The Roaring Lion Posture (whose original Indian name is Simhasana) in Yoga is suitable for people of all ages and types (including old and weak) because it is relatively easy to perform. The posture is sometimes referred to as Bhairavasana.The posture gets its name because the face of the person performing it resembles the face of a Roaring Lion (Simha Mudra or Lion Face Gesture) because of the open mouth and extended tongue.
- Kneel down on the ground and place your body weight on your knees, calves and heels with the toes pointing back.
- Keep your head and spine erects with the knees about 6-12 inches apart.
- Press your palms on the respective knees with the fingers extended straight. This is the Thunderbolt Posture.
- Open your mouth fully. Exhale through your nose and mouth, and simultaneously extend your tongue comfortably out of your mouth curving it toward the chin. Hold your breath with the abdomen pulled in. Widen your eyes, bare your teeth and stretch your facial muscles so that your face looks terrifying.
- Remain in this final posture for about 10 seconds or your breakpoint.
Makara' in Sanskrit is crocodile. This position is basically meant for relaxation after performing other asanas.
- Lie in Saashtaangasana position.
- Spread the legs apart, so that the feet are at least 18 to 24 inches from one another.
- The heels should oppose each other with the toes pointing away.
- The thighs, abdomen and chest should rest on the ground and fold your arms so that they form a triangle under the face. The palms should clasp your opposite shoulder.
- The head rests on the triangle formed by the elbows and the shoulders.

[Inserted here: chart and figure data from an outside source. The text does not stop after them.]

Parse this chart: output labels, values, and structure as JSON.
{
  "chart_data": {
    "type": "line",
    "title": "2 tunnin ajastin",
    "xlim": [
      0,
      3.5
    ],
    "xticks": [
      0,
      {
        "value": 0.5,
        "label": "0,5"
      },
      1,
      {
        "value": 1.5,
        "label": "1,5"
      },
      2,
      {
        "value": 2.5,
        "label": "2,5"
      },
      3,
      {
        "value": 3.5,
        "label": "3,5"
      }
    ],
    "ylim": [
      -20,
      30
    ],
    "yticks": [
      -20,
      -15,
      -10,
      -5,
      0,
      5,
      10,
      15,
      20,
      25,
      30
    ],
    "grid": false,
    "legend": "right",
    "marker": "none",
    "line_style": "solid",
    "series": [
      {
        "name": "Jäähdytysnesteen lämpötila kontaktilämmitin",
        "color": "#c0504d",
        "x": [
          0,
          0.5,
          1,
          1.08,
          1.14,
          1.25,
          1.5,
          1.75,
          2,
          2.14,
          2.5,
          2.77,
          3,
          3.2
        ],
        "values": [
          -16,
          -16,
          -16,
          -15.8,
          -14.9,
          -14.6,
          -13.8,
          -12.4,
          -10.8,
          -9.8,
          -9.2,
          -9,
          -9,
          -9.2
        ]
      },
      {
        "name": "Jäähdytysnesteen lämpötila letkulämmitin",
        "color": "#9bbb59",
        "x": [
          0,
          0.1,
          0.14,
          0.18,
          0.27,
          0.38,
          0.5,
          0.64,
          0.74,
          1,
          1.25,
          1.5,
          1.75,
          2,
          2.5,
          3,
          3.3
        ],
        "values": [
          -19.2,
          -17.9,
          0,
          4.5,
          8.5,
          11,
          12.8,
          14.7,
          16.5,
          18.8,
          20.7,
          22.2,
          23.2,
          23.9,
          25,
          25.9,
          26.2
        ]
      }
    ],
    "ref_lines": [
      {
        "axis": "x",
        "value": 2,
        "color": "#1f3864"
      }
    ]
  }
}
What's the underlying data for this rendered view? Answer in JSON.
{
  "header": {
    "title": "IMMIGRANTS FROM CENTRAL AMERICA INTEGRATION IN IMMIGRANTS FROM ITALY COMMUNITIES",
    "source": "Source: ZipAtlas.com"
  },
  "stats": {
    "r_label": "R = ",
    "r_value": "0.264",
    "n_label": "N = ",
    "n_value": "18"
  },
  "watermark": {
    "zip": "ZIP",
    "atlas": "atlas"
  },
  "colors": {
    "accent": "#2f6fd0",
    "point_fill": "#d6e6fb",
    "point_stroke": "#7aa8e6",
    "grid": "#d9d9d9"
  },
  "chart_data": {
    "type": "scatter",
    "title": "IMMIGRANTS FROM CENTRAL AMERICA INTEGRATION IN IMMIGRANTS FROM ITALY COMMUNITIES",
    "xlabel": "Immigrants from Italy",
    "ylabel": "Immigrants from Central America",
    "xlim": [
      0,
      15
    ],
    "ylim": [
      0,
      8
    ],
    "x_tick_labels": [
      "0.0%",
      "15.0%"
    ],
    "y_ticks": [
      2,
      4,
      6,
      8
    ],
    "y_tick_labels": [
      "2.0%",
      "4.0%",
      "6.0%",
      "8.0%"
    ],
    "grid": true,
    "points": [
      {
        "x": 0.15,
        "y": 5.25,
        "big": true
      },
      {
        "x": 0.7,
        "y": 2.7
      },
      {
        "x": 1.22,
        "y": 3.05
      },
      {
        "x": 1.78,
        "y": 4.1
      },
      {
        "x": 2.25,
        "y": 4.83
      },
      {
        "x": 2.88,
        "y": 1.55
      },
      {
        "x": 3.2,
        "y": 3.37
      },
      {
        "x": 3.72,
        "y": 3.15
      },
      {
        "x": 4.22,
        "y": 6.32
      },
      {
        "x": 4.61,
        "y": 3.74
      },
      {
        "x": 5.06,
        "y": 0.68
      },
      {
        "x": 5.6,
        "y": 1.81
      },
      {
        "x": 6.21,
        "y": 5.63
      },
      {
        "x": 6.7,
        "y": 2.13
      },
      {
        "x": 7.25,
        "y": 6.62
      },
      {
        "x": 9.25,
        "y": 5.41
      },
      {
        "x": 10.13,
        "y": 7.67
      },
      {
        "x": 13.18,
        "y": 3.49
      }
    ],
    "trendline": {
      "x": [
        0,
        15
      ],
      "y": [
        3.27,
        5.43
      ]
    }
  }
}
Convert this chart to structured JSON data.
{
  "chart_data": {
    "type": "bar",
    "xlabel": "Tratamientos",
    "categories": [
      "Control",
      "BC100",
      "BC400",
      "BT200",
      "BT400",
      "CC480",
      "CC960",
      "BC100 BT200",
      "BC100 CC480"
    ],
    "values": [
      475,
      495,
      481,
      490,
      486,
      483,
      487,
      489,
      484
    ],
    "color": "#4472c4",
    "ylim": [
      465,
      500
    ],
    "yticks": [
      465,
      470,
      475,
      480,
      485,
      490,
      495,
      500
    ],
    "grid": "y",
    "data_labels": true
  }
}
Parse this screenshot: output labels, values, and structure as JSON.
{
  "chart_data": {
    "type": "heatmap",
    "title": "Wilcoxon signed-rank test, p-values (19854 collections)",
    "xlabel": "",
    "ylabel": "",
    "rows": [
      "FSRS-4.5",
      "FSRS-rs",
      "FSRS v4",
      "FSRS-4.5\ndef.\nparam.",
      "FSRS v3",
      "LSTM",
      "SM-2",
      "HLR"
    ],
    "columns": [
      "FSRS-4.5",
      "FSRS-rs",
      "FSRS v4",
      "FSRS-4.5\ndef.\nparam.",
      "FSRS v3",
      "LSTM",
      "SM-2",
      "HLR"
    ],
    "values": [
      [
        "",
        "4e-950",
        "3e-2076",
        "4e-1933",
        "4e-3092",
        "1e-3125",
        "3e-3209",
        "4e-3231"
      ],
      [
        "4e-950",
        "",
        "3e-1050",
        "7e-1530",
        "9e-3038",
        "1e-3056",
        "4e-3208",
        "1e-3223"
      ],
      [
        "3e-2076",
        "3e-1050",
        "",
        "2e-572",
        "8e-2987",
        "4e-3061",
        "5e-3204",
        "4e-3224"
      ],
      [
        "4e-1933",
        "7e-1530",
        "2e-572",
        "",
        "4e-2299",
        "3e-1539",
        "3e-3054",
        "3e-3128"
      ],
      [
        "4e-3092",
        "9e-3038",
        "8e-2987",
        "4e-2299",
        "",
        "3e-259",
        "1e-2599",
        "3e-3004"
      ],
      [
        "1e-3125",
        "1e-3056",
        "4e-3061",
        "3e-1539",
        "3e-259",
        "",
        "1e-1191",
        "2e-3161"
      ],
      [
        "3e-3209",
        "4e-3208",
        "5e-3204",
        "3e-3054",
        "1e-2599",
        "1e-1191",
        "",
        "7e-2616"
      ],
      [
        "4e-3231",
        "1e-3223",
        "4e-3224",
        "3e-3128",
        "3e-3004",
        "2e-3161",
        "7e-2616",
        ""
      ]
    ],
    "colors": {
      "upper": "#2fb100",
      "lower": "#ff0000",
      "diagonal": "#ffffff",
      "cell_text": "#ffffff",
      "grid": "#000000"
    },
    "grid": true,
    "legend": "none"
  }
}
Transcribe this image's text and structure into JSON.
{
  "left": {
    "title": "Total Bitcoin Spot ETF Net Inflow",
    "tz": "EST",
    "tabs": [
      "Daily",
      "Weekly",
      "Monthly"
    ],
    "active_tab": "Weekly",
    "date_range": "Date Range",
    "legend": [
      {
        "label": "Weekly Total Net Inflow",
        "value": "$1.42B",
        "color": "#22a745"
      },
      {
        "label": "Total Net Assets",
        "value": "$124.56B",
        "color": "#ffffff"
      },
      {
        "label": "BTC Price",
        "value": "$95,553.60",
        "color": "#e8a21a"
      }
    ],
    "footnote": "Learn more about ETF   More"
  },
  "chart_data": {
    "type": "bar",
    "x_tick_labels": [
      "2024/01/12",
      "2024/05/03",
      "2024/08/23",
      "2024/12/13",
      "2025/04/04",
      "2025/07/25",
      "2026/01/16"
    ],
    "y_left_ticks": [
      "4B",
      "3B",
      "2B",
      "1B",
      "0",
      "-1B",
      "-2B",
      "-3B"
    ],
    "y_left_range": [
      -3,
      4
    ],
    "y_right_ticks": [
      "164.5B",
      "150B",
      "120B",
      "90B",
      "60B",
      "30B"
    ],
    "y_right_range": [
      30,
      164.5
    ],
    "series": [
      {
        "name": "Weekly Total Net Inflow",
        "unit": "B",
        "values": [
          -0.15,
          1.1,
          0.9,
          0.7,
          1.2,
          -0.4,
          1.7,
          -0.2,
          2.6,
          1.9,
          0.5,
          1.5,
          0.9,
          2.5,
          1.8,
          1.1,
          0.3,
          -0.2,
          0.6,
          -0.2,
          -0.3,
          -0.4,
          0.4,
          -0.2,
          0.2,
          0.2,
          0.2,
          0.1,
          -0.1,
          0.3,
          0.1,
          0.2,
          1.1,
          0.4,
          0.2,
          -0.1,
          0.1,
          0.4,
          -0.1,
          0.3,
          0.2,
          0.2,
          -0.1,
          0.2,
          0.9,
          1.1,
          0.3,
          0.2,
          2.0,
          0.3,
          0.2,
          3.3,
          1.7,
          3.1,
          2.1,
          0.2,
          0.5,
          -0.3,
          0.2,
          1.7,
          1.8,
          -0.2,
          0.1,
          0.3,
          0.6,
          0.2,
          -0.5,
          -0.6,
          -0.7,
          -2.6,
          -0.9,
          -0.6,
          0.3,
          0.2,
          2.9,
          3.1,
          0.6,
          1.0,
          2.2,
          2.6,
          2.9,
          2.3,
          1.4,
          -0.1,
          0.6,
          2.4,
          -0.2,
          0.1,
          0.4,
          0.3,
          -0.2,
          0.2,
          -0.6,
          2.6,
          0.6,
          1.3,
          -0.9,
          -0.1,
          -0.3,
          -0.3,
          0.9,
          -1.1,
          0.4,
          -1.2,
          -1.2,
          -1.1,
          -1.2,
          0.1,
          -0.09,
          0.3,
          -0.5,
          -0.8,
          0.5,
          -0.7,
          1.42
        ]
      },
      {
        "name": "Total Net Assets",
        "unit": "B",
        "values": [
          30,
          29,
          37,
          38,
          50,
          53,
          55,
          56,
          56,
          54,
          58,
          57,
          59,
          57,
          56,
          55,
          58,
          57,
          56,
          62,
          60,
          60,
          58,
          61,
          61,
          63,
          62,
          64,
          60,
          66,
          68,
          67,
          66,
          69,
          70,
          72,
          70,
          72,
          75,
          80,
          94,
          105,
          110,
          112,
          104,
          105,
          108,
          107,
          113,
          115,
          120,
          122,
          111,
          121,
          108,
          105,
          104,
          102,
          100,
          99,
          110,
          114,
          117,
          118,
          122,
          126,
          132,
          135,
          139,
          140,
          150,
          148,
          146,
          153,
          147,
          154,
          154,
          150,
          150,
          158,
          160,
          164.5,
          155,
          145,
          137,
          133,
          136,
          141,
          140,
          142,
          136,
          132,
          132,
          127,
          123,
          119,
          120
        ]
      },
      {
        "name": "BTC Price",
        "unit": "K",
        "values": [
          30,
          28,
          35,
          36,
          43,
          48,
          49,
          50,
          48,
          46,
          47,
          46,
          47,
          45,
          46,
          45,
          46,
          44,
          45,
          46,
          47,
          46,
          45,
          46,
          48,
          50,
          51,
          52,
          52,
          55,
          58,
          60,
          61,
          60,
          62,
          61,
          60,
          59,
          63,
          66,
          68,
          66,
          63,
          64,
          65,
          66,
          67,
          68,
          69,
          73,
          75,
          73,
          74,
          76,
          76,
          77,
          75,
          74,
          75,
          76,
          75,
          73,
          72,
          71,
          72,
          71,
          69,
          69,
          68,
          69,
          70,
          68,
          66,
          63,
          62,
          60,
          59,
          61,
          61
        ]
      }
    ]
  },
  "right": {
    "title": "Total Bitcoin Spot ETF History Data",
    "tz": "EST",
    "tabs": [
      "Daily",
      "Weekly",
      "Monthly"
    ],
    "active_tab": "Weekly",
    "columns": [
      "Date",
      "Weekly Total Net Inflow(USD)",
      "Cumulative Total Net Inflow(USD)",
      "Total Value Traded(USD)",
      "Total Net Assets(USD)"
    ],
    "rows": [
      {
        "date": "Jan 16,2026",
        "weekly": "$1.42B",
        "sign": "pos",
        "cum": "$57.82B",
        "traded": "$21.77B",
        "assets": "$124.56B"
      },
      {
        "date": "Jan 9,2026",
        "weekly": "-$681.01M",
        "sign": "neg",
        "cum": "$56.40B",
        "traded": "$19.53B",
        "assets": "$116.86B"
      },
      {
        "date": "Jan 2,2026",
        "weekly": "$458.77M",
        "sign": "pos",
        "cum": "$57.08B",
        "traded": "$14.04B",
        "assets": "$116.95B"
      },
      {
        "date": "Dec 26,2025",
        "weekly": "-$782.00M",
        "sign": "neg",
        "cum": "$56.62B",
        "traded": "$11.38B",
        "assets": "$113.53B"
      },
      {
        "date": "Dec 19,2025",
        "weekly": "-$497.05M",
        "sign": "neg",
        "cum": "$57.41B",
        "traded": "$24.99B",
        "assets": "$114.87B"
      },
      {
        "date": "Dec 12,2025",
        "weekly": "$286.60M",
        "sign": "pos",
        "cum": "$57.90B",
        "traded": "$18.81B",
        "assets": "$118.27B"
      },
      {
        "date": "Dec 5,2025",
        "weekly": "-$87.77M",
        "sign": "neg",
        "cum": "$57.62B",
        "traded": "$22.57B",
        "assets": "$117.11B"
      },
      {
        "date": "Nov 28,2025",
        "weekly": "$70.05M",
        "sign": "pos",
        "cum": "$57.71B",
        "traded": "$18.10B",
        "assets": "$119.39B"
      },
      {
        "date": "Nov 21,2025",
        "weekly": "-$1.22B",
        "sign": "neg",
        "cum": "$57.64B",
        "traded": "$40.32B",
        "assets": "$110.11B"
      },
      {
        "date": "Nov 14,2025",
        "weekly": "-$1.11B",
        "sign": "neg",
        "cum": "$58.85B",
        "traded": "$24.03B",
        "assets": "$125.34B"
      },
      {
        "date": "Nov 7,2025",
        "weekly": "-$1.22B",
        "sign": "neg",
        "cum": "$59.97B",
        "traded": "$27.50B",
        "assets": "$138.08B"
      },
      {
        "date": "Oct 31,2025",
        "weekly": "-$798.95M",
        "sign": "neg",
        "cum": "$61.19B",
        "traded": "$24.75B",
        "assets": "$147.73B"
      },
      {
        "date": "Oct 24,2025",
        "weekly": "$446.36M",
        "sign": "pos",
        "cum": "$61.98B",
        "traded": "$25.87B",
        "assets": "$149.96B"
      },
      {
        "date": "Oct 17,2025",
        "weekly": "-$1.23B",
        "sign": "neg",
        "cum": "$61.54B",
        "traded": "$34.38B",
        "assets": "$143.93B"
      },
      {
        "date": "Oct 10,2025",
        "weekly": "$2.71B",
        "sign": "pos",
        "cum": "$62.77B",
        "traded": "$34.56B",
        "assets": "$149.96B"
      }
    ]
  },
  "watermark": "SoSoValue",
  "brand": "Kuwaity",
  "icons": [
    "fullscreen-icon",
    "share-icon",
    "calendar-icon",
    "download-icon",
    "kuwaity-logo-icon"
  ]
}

- While breathing deeply stay in this position for at least 10 to 15 minutes.
This asana makes the spine flexible and gives good exercise to the lateral area. It also vitalizes the liver, pancreas and kidneys, exercises the side muscles and increases the flexibility of the hip joints and waist.
- Stand straight, feet apart and arms on the sides, palms facing and touching the thighs.
- While inhaling, raise your right arm slowly up to shoulder level, palm facing down with the elbow straight.
- Now turn the palm upwards and raise the hand so that it is in a straight line, touching the ear.
- While exhaling, bend as far as possible to the left. This is the final position of Trikonasana.
- Maintain it for a few seconds and return to normal position gradually.
- The same is to be done on the other side. This completes the process. The lateral stretch should be felt.